As illustrated by the design drawing in FIG. 1, this invention utilizes an arch-shaped plate B with designed curvature as basic structural member in each cell of the composite, which, in conjunction with the top reinforce plate A, bottom reinforce plate A′, and implanted material C, form a basic cell of the invented lightweight, multi-layer, arch-structured armor (LMAR). In such a cell, the top reinforce plate A faces any upcoming energy flux that can be a shock wave front created by nearby blast, a high-speed projectile, energy flux associated with laser beam, or an impact caused a collision. By selecting appropriate top plate's material and its thickness, it enables to reduce the speed of an upcoming projectile down to the range that the underneath plate B is able to maximize the advantages provided by the arch geometry. These advantages include these as following: (i) the capacity to smear out the localized deformation of plate A into larger area; (ii) the arch works as wave-guide to disperse a pressure wave induced by impacts; (iii) the cavities, i.e. the spaces confined by arch-frames, have the functions similar to the cavities in porous material or cellular materials, which is able to accomodate localized large nonlinear deformation while preserving a global structural integrity; (iv) by selecting implant material C according to requirements from each specified applications, the chambers can be filled either by hard material core to reinforce arch frame or by ductile “buffer” material to glue brittle arch and reinforce plates together to prevent fragmentations. (v) the arch frame can be used as carries to hold the material that is solid powder or in liquid state but with other desired non-structural functions; (vi) the arch, top and bottom plates can also be multi-layer simply-overlaid composite plates to maximize the capacity in protection.

For conventions, in this article's text description, claims, and figures the direction perpendicular to plate A is denoted as axis Z. The other two orthogonal directions, which span the plane parallel to the plate A, are denoted as axes X and Y, respectively. Because a LMAR allows multiple arch-layers overlaying, the axis X is chosen to coincide the direction of one arch in a layer, termed “arch-woven direction” for the layer hereafter; so the axis Y is perpendicular to that arch, toward to the direction termed “arch-strip direction” for the layer hereafter. X, Y, and Z form a Cartesian coordinate system originated at the top surface of the plate A. The arch plate B is attached to the plate A at another side, see FIG. 1(a).

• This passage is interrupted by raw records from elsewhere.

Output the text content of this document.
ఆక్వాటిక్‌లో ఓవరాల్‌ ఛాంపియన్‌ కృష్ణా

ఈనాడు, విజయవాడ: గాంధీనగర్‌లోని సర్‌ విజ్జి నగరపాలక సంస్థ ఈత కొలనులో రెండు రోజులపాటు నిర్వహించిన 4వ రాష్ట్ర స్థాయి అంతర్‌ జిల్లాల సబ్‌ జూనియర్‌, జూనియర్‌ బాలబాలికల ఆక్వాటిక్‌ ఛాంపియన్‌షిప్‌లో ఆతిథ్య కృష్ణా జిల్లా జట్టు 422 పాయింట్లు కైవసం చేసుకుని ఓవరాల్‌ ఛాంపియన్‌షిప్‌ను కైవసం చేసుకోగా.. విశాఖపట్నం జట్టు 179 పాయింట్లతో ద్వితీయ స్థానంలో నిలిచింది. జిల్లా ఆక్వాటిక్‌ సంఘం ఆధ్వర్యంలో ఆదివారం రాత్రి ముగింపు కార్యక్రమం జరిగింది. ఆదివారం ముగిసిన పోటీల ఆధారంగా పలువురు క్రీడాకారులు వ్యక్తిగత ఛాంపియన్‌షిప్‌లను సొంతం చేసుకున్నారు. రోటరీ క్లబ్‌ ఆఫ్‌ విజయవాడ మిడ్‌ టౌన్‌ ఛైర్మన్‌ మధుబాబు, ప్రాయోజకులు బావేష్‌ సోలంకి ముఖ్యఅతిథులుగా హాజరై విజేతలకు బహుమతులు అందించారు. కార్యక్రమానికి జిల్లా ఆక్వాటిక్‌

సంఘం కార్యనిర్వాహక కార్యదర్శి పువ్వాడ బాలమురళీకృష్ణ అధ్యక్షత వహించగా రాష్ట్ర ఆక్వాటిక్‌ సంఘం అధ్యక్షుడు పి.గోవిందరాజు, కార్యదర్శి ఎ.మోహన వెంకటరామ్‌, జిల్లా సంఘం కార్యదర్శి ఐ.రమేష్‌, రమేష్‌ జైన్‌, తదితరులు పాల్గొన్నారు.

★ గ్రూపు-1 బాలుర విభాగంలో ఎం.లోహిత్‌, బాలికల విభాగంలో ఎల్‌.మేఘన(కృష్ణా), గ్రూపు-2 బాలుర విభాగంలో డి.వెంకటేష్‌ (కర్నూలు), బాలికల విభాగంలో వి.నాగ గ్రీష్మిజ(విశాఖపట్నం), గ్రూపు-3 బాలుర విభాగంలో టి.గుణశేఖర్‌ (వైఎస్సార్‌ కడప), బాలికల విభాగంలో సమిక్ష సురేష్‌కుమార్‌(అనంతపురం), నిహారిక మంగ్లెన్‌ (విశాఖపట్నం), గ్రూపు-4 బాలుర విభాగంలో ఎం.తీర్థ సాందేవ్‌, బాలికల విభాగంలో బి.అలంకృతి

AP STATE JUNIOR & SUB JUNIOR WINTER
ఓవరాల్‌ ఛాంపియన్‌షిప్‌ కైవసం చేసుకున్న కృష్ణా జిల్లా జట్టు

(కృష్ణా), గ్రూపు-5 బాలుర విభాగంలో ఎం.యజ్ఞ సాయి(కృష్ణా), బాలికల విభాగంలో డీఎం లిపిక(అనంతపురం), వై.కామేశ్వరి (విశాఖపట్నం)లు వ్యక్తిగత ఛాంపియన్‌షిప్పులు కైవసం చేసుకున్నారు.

In this Cartesian coordinate system, Φ denotes the angle between Z axis and the trace of an incoming projectile before it touches the plate A's surface or the progressing direction of an approaching blast wave front. Obviously, Φ is less than 90 degrees.

EXAMPLES

Plotted on the right and upper left of FIG. 2 are five embodiments of the designs of LMARs' cells. A LMAR composite sheet may contain one or multiple overlaid layers; each layer can be formed by one, two, or an array of many periodically laid cells plotted in this figure. The corresponding possible applications are illustrated on the middle and lower right.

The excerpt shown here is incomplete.